Lamport approaches distributed systems by asking:

1. **What is the state?** Define the state machine precisely
2. **What are the safety properties?** What must never happen?
3. **What are the liveness properties?** What must eventually happen?
4. **How do we order events?** Logical time, not physical time
5. **Can I specify this formally?** If not, I don't understand it

## Signature Lamport Moves

- TLA+ specifications before implementation
- Logical clocks for event ordering
- Safety and liveness as separate concerns
- State machine replication for consensus
- Happens-before reasoning
- Formal proofs of correctness

Overview

This skill teaches designing distributed systems in the style of Leslie Lamport, emphasizing formal specification, logical time, and rigorous reasoning. It guides engineers to model systems as state machines, separate safety and liveness concerns, and prove correctness before implementation. Use it to shape consensus protocols, ordering rules, and failure models with mathematical clarity.

How this skill works

The skill inspects system designs and recommends a Lamport-style workflow: write a formal spec first (TLA+ or equivalent), identify state and invariants, and express safety and liveness properties explicitly. It suggests logical timestamping (Lamport or vector clocks), state-machine replication patterns, and proof-oriented checks that cover all interleavings and failure modes before coding.

When to use it

  • Designing or verifying consensus protocols (Paxos, Raft, custom variants).
  • Specifying crucial distributed invariants that must never be violated.
  • Modeling failure scenarios and reasoning about recovery and partial failures.
  • Defining event ordering and causal relationships across nodes.
  • Preparing a formal specification before a production implementation.

Best practices

  • Write the formal specification before writing implementation code.
  • Model the system as a state machine and define the state precisely.
  • Separate safety (invariants) from liveness (progress) and prove both.
  • Use logical clocks (Lamport or vector clocks) for ordering, not wall clocks.
  • Explicitly model failures, message loss, and asynchronous timing in proofs.

Example use cases

  • Create a TLA+ spec for a multi-leader consensus protocol and verify agreement and validity.
  • Use Lamport timestamps to order events in an event-sourced replicated database.
  • Design a state-machine replication system with a clear commit and apply pipeline.
  • Model crash and network partitions to prove that a protocol maintains safety under failures.
  • Translate a proven TLA+ spec into a Python prototype implementing Paxos-like phases.

FAQ

Do I have to use TLA+ to follow this approach?

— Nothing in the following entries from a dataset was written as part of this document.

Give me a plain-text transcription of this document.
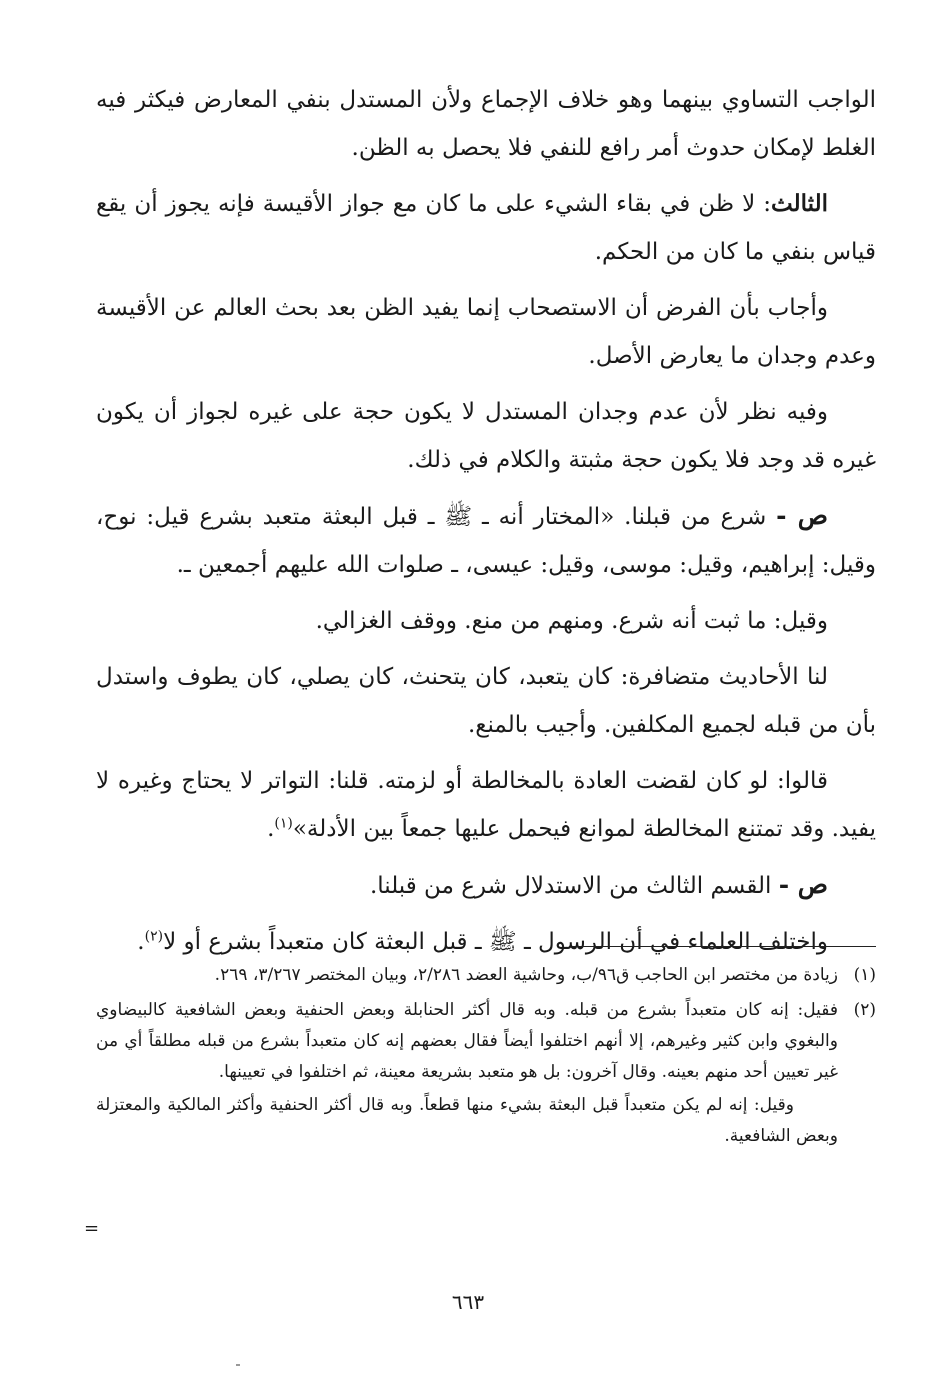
الواجب التساوي بينهما وهو خلاف الإجماع ولأن المستدل بنفي المعارض فيكثر فيه الغلط لإمكان حدوث أمر رافع للنفي فلا يحصل به الظن.

الثالث: لا ظن في بقاء الشيء على ما كان مع جواز الأقيسة فإنه يجوز أن يقع قياس بنفي ما كان من الحكم.

وأجاب بأن الفرض أن الاستصحاب إنما يفيد الظن بعد بحث العالم عن الأقيسة وعدم وجدان ما يعارض الأصل.

وفيه نظر لأن عدم وجدان المستدل لا يكون حجة على غيره لجواز أن يكون غيره قد وجد فلا يكون حجة مثبتة والكلام في ذلك.

ص - شرع من قبلنا. «المختار أنه ـ ﷺ ـ قبل البعثة متعبد بشرع قيل: نوح، وقيل: إبراهيم، وقيل: موسى، وقيل: عيسى، ـ صلوات الله عليهم أجمعين ـ.

وقيل: ما ثبت أنه شرع. ومنهم من منع. ووقف الغزالي.

لنا الأحاديث متضافرة: كان يتعبد، كان يتحنث، كان يصلي، كان يطوف واستدل بأن من قبله لجميع المكلفين. وأجيب بالمنع.

قالوا: لو كان لقضت العادة بالمخالطة أو لزمته. قلنا: التواتر لا يحتاج وغيره لا يفيد. وقد تمتنع المخالطة لموانع فيحمل عليها جمعاً بين الأدلة»$^{(١)}$.

ص - القسم الثالث من الاستدلال شرع من قبلنا.

واختلف العلماء في أن الرسول ـ ﷺ ـ قبل البعثة كان متعبداً بشرع أو لا$^{(٢)}$.

(١)
زيادة من مختصر ابن الحاجب ق٩٦/ب، وحاشية العضد ٢/٢٨٦، وبيان المختصر ٣/٢٦٧، ٢٦٩.
(٢)
فقيل: إنه كان متعبداً بشرع من قبله. وبه قال أكثر الحنابلة وبعض الحنفية وبعض الشافعية كالبيضاوي والبغوي وابن كثير وغيرهم، إلا أنهم اختلفوا أيضاً فقال بعضهم إنه كان متعبداً بشرع من قبله مطلقاً أي من غير تعيين أحد منهم بعينه. وقال آخرون: بل هو متعبد بشريعة معينة، ثم اختلفوا في تعيينها.
وقيل: إنه لم يكن متعبداً قبل البعثة بشيء منها قطعاً. وبه قال أكثر الحنفية وأكثر المالكية والمعتزلة وبعض الشافعية.
=
٦٦٣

No. TLA+ is recommended because it is well suited to Lamport-style specifications, but any formal specification language or rigorous mathematical notation that expresses state, transitions, and properties will work.

When should I prefer vector clocks over Lamport timestamps?

Use vector clocks when you must detect concurrency between events and preserve causal partial orders; use Lamport timestamps when a total order consistent with happens-before is sufficient.